The flavor “Red Bull,” in particular, hooked Jake. And though he wasn’t aware of it at the time, nicotine packed into the pods may have kept him from quitting: The average nicotine concentration in e-cigarettes more than doubled from 2013 to 2018, according to a study by the Truth Initiative and the CDC.
The immediate risks of nicotine on the developing brain are well-documented. Studies suggest that nicotine – which is found in vape products – may impact adolescents’ ability to learn, remember, and maintain attention.
But many adolescents and young adults who use e-cigarettes say that vaping helps ease anxiety and keep them attentive, which also adds to the complexity of their dependency, according to Boykan.
Nicotine “actually interrupts neural circuits, that it can be associated with more anxiety, depression, attention to learning, and susceptibility to other addictive substances,” she said. “That is enough to make it very scary.”
Jake also said a social environment where so many of his friends vaped also made it difficult for him to quit.
“You’re hanging out with your friends at night, and all of them are using it, and you’re trying to not to,” he said.
Jake eventually took a semester off from college for an unrelated surgery, and he moved home and away from his vaping classmates. He eventually transferred to a different college and lived at home, where no one vaped and where he wasn’t allowed to smoke in the house, he said.
“He came home and we took him to a doctor, and they didn’t know quite how to handle kids and addiction to e-cigarettes,” Mary Lou Warn said.
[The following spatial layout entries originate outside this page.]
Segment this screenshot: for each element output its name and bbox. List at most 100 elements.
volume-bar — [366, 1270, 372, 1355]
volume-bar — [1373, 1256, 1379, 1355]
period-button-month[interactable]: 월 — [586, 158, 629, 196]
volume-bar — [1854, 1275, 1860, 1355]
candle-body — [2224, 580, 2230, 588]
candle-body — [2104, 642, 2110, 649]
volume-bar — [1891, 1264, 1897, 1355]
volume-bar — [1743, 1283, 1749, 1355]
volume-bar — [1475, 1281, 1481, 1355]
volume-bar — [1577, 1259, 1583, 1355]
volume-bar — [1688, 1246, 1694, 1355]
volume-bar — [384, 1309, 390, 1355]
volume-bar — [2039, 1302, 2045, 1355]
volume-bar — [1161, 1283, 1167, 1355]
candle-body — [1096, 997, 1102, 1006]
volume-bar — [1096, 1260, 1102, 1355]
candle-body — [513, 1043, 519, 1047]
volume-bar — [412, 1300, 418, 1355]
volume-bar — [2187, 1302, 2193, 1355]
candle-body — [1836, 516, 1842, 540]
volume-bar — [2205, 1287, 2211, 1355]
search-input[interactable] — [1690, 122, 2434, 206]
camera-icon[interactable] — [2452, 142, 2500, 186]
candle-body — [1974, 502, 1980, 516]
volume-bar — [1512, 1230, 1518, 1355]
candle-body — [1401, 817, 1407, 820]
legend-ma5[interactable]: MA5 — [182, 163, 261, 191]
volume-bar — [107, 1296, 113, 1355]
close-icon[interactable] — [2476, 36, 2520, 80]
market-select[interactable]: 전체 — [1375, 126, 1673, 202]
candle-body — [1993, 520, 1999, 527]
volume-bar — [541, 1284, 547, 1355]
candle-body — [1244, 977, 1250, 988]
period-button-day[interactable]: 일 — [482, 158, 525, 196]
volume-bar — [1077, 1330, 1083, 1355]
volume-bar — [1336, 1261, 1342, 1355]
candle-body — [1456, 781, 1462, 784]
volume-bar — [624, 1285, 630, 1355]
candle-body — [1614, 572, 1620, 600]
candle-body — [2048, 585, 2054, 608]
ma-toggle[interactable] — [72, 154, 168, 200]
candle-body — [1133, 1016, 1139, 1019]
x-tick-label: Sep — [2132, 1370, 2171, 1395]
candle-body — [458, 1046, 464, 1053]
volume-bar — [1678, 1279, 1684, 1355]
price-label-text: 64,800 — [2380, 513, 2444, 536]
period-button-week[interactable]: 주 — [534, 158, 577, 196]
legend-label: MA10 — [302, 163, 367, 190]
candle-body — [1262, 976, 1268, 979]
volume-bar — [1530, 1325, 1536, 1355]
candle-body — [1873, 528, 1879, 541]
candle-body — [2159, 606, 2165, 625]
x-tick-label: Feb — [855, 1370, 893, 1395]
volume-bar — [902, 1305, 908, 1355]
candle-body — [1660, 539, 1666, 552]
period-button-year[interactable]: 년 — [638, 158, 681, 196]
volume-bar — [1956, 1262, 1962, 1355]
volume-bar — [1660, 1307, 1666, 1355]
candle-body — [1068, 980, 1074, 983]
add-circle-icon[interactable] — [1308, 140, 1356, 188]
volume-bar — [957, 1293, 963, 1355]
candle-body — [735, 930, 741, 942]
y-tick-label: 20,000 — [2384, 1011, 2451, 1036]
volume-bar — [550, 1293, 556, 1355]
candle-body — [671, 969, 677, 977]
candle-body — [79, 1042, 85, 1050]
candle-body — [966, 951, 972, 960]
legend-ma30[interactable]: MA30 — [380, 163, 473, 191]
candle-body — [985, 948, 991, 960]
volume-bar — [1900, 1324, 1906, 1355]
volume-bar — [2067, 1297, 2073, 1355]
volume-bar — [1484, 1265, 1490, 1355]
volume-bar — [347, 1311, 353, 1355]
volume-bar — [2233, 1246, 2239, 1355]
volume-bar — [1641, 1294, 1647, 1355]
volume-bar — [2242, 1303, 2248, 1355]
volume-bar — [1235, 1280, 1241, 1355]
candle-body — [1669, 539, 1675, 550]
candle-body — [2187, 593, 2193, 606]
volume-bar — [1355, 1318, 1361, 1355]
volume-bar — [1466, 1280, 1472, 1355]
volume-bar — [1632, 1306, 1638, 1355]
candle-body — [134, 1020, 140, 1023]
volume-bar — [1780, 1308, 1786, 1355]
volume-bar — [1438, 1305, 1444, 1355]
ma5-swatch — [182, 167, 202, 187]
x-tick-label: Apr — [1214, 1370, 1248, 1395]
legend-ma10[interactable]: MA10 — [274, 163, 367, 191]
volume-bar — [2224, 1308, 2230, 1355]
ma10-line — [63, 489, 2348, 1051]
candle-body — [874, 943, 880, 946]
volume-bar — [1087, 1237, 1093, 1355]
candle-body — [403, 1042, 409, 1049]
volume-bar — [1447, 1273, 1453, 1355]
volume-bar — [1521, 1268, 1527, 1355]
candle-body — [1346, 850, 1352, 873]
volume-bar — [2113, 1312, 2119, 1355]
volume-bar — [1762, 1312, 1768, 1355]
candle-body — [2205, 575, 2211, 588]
Not fully understanding the long-term health implications of e-cigarette use has stopped many health care providers from offering clear messaging on the risk of vaping to current and potential users.
“It’s taken pediatricians time to ask the right questions and recognize nicotine addiction” from vaping, said Boykan, who's also chair of the American Academy of Pediatrics section on nicotine and tobacco prevention and treatment. “It’s just hit us so fast.”
But once pediatricians do identify a nicotine dependency, it can be difficult to treat, Boykan said. Many pediatricians now recognize that e-cigarette addiction may occur in children as early as middle school.
“We don’t have a lot of evidence-based treatments for kids to recommend,” she said.
Will Vaping Be a ‘Phase'?
Aware of his vaping dependency and the possible risks to his long-term health, Jake, now 23, said he’s lessened his use, compared to his college days, but still struggles to kick the habit for good.
“I’d like to not be able to use all the time, not to feel the urge,” he said. “But I think over time, it’ll just kind of phase out.”
But his mother said quitting may not be that simple.
“This will be a lifelong journey,” she said. “When I think of who he is, addiction is something he will always have. It’s a part of him now.”